Other than the Dionysus links that we have already noted elsewhere (see GAD et al), none of this seems to help us much in deducing who the Kadmonin were. However, Cadmus' origins make clear that he was not a person at all, but a generic name for the lore, cults, gods and peoples of the east in general, so that anything whose origins were further east than the coast of Phoenicia and Kena'an became attributed to Cadmus. Agenor (Kena'an), Libya's son by Poseidon and the twin of Bel, left Egypt (hence the Theban link) to settle in Kena'an; there he married Telephassa, who is also called Argiope, and fathered on her Cadmus, Phoenix, Cilix, Thasus, Phineus, and a girl named Europa. Phoenix is the Phoenicians, and the legends say that he founded Carthage, whose inhabitants called themselves the Punics, before returning to Phoenicia and fathering Adonis. Cilix became Cilicia. Phineus became a tribe of the Black Sea region; and Europa hardly needs explaining. As with the Dana'ans, Kena'an again appears to be the origin for the dispersal of a major ethnic group, in this case the Pelasgians (who in fact the Dana'ans later defeated and substantially replaced). The sons and daughters cover the Mediterranean completely, leaving Cadmus the east.

In fact, he too first sailed west, (in pursuit of Zeus who had raped his sister Europa), building a temple to Poseidon and a cauldron to Athene at Rhodes, visiting the Delphic Oracle after the death of his mother Telephassa, and taking her advice to "follow a cow and build a city where she goes to sleep". The cow stands symbol for the moon-goddess (cf Le'ah, Io/Yah
Hat-Hor, others), as does his daughter Semele; the Delphic Oracle, like her equivalents in Kena'an, was a prophetess of Ba'al's wife Anat, whom the Greeks called Athene and the Phoenicians Onga. Cadmus built Thebes in - guess where? - Boeotia. 

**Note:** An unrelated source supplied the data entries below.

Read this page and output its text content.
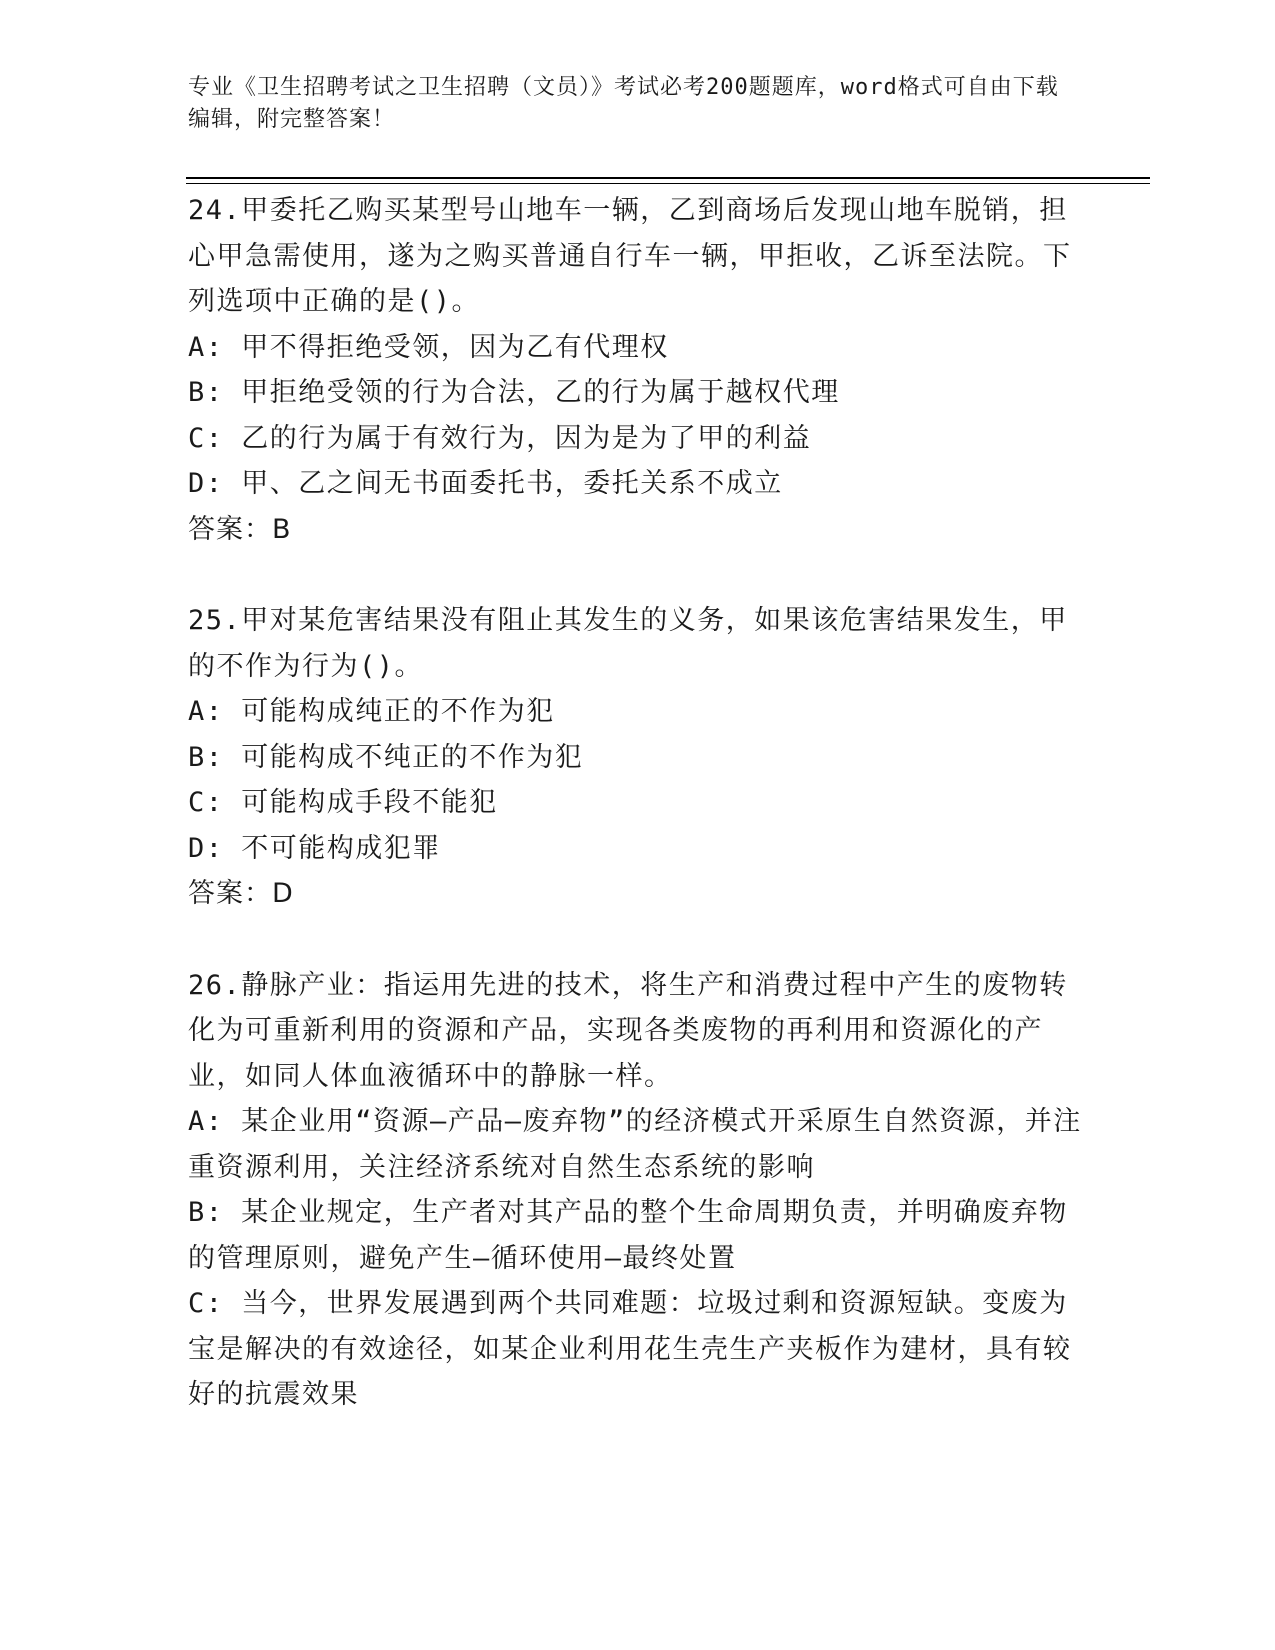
专业《卫生招聘考试之卫生招聘（文员）》考试必考200题题库，word格式可自由下载编辑，附完整答案！

24.甲委托乙购买某型号山地车一辆，乙到商场后发现山地车脱销，担心甲急需使用，遂为之购买普通自行车一辆，甲拒收，乙诉至法院。下列选项中正确的是()。

A: 甲不得拒绝受领，因为乙有代理权

B: 甲拒绝受领的行为合法，乙的行为属于越权代理

C: 乙的行为属于有效行为，因为是为了甲的利益

D: 甲、乙之间无书面委托书，委托关系不成立

答案：B

25.甲对某危害结果没有阻止其发生的义务，如果该危害结果发生，甲的不作为行为()。

A: 可能构成纯正的不作为犯

B: 可能构成不纯正的不作为犯

C: 可能构成手段不能犯

D: 不可能构成犯罪

答案：D

26.静脉产业：指运用先进的技术，将生产和消费过程中产生的废物转化为可重新利用的资源和产品，实现各类废物的再利用和资源化的产业，如同人体血液循环中的静脉一样。

A: 某企业用“资源—产品—废弃物”的经济模式开采原生自然资源，并注重资源利用，关注经济系统对自然生态系统的影响

B: 某企业规定，生产者对其产品的整个生命周期负责，并明确废弃物的管理原则，避免产生—循环使用—最终处置

C: 当今，世界发展遇到两个共同难题：垃圾过剩和资源短缺。变废为宝是解决的有效途径，如某企业利用花生壳生产夹板作为建材，具有较好的抗震效果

What follows reads like a variant on the legend of Jason. Seeking water at the Spring, Ares (his second wife Harmonia was Ares' daughter by Aphrodite), Cadmus' men were killed by a serpent. Cadmus then killed the serpent with a rock, and sowed its teeth (the origins of Saint Patrick too, before he was reinvented as an Anglo-Catholic saint!). Up sprang armed men, but Cadmus threw a rock at them, and there ensued a quarrel amongst themselves as to who had thrown it. The five who survived the battle became servants of Cadmus (one of them would later father Jocasta, the mother of Oedipus).

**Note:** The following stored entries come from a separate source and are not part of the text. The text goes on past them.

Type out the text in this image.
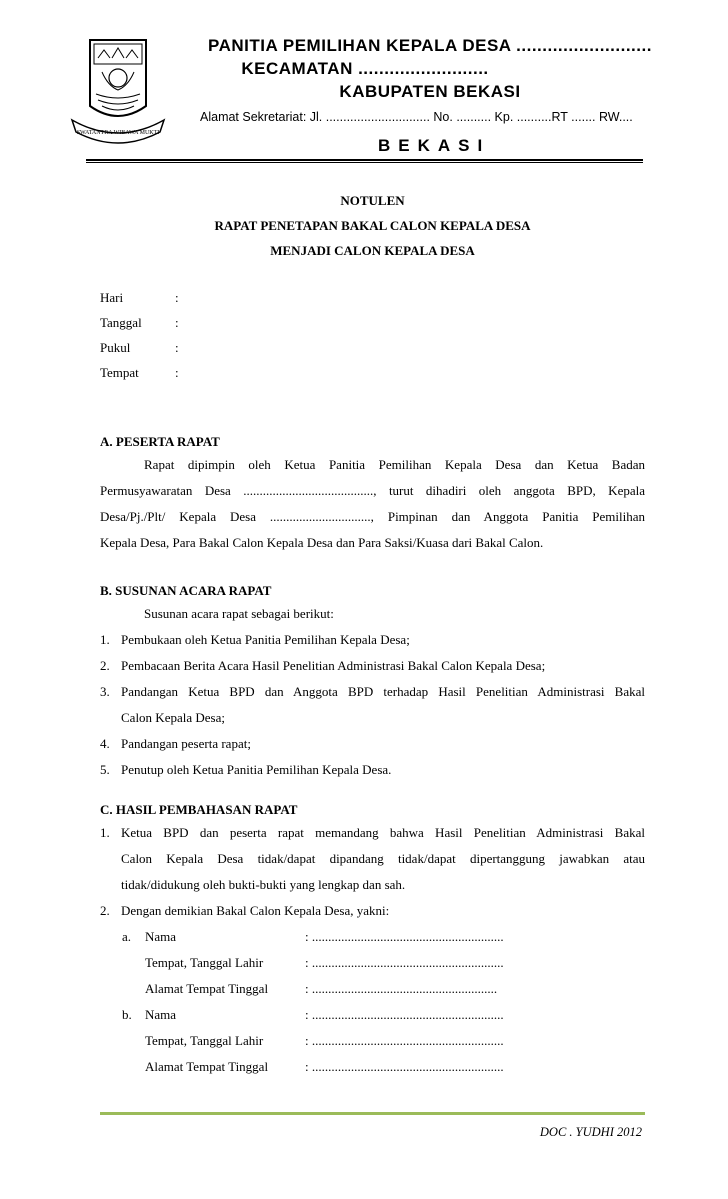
SWATANTRA WIBAWA MUKTI
PANITIA PEMILIHAN KEPALA DESA ..........................
KECAMATAN .........................
KABUPATEN BEKASI
Alamat Sekretariat: Jl. .............................. No. .......... Kp. ..........RT ....... RW....
BEKASI
NOTULEN
RAPAT PENETAPAN BAKAL CALON KEPALA DESA
MENJADI CALON KEPALA DESA
Hari	:
Tanggal	:
Pukul	:
Tempat	:
A. PESERTA RAPAT
Rapat dipimpin oleh Ketua Panitia Pemilihan Kepala Desa dan Ketua Badan
Permusyawaratan Desa ........................................, turut dihadiri oleh anggota BPD, Kepala
Desa/Pj./Plt/ Kepala Desa ..............................., Pimpinan dan Anggota Panitia Pemilihan
Kepala Desa, Para Bakal Calon Kepala Desa dan Para Saksi/Kuasa dari Bakal Calon.
B. SUSUNAN ACARA RAPAT
Susunan acara rapat sebagai berikut:
1. Pembukaan oleh Ketua Panitia Pemilihan Kepala Desa;
2. Pembacaan Berita Acara Hasil Penelitian Administrasi Bakal Calon Kepala Desa;
3. Pandangan Ketua BPD dan Anggota BPD terhadap Hasil Penelitian Administrasi Bakal
Calon Kepala Desa;
4. Pandangan peserta rapat;
5. Penutup oleh Ketua Panitia Pemilihan Kepala Desa.
C. HASIL PEMBAHASAN RAPAT
1. Ketua BPD dan peserta rapat memandang bahwa Hasil Penelitian Administrasi Bakal
Calon Kepala Desa tidak/dapat dipandang tidak/dapat dipertanggung jawabkan atau
tidak/didukung oleh bukti-bukti yang lengkap dan sah.
2. Dengan demikian Bakal Calon Kepala Desa, yakni:
a. Nama	: ...........................................................
Tempat, Tanggal Lahir	: ...........................................................
Alamat Tempat Tinggal	: .........................................................
b. Nama	: ...........................................................
Tempat, Tanggal Lahir	: ...........................................................
Alamat Tempat Tinggal	: ...........................................................
DOC . YUDHI 2012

The serpent of course is another moon symbol, and the notion of "five survivors" makes us think of the five days intercalated to bring the lunar year of 360 days (12 months of 30 days) in line with the solar calendar of 365 days. Cadmus can thus be treated as the moon-god himself, or more specifically as the spouse of the full moon.

Cadmus' marriage to Harmonia was the first mortal marriage ever to be attended by all the Olympian gods, seated on 12 thrones (see Robert Graves 59) All the descendants of Cadmus bore the mark of the serpent on their bodies (see Graves 76:c and 106:m) which may help explain the "Mark of Cain".